Republican Drew Springer, Jr., a businessman from Muenster in Cooke County, represented Stonewall County in the Texas House of Representatives from January 2013, and as of January 2021, represents District 30 in the Texas Senate.

Stonewall County is located within District 69 of the Texas House of Representatives. Stonewall County is located within District 28 of the Texas Senate.

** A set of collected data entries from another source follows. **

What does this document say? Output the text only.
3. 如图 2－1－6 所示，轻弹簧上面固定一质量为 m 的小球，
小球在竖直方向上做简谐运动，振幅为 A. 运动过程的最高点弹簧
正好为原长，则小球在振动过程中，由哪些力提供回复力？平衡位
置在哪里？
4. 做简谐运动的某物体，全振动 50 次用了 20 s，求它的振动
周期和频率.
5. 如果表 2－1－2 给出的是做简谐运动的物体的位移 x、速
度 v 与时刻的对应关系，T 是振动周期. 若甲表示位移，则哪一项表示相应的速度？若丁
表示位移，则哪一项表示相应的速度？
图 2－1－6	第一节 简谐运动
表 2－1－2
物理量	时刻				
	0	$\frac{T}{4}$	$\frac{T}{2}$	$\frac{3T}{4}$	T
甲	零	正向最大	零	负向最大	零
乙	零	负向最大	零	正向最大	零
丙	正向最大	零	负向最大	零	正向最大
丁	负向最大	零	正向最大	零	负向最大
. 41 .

United States presidential election results for Stonewall County, Texas
| Year | Republican |  | Democratic |  | Third party(ies) |  |
| No. | % | No. | % | No. | % |
| 1912 | 7 | 1.46% | 341 | 71.19% | 131 | 27.35% |
| 1916 | 21 | 3.27% | 502 | 78.19% | 119 | 18.54% |
| 1920 | 134 | 24.50% | 356 | 65.08% | 57 | 10.42% |
| 1924 | 171 | 16.03% | 778 | 72.91% | 118 | 11.06% |
| 1928 | 442 | 46.92% | 500 | 53.08% | 0 | 0.00% |
| 1932 | 50 | 4.87% | 976 | 95.13% | 0 | 0.00% |
| 1936 | 59 | 5.56% | 1,001 | 94.34% | 1 | 0.09% |
| 1940 | 156 | 11.75% | 1,172 | 88.25% | 0 | 0.00% |
| 1944 | 89 | 8.24% | 902 | 83.52% | 89 | 8.24% |
| 1948 | 65 | 6.11% | 968 | 90.98% | 31 | 2.91% |
| 1952 | 319 | 27.57% | 836 | 72.26% | 2 | 0.17% |
| 1956 | 306 | 26.89% | 829 | 72.85% | 3 | 0.26% |
| 1960 | 306 | 26.09% | 864 | 73.66% | 3 | 0.26% |
| 1964 | 219 | 18.27% | 978 | 81.57% | 2 | 0.17% |
| 1968 | 213 | 19.19% | 635 | 57.21% | 262 | 23.60% |
| 1972 | 662 | 61.58% | 394 | 36.65% | 19 | 1.77% |
| 1976 | 252 | 23.55% | 812 | 75.89% | 6 | 0.56% |
| 1980 | 488 | 40.03% | 719 | 58.98% | 12 | 0.98% |
| 1984 | 599 | 48.15% | 643 | 51.69% | 2 | 0.16% |
| 1988 | 421 | 36.70% | 724 | 63.12% | 2 | 0.17% |
| 1992 | 242 | 21.51% | 561 | 49.87% | 322 | 28.62% |
| 1996 | 323 | 35.22% | 487 | 53.11% | 107 | 11.67% |
| 2000 | 496 | 62.08% | 294 | 36.80% | 9 | 1.13% |
| 2004 | 499 | 66.36% | 250 | 33.24% | 3 | 0.40% |
| 2008 | 524 | 71.29% | 206 | 28.03% | 5 | 0.68% |
| 2012 | 507 | 75.11% | 160 | 23.70% | 8 | 1.19% |
| 2016 | 555 | 79.17% | 135 | 19.26% | 11 | 1.57% |
| 2020 | 615 | 83.56% | 116 | 15.76% | 5 | 0.68% |
| 2024 | 604 | 84.36% | 110 | 15.36% | 2 | 0.28% |

United States Senate election results for Stonewall County, Texas1
| Year | Republican |  | Democratic |  | Third party(ies) |  |
| No. | % | No. | % | No. | % |
| 2024 | 581 | 81.60% | 120 | 16.85% | 11 | 1.54% |

United States Senate election results for Stonewall County, Texas2
| Year | Republican |  | Democratic |  | Third party(ies) |  |
| No. | % | No. | % | No. | % |
| 2020 | 586 | 82.07% | 122 | 17.09% | 6 | 0.84% |

Texas Gubernatorial election results for Stonewall County
| Year | Republican |  | Democratic |  | Third party(ies) |  |
| No. | % | No. | % | No. | % |
| 2022 | 492 | 87.08% | 70 | 12.39% | 3 | 0.53% |

==Education==
School districts include:
- Aspermont Independent School District
- Hamlin Independent School District
- Haskell Consolidated Independent School District
- Rotan Independent School District
- Rule Independent School District

The Texas Legislature designated the county as being in the Western Texas College District.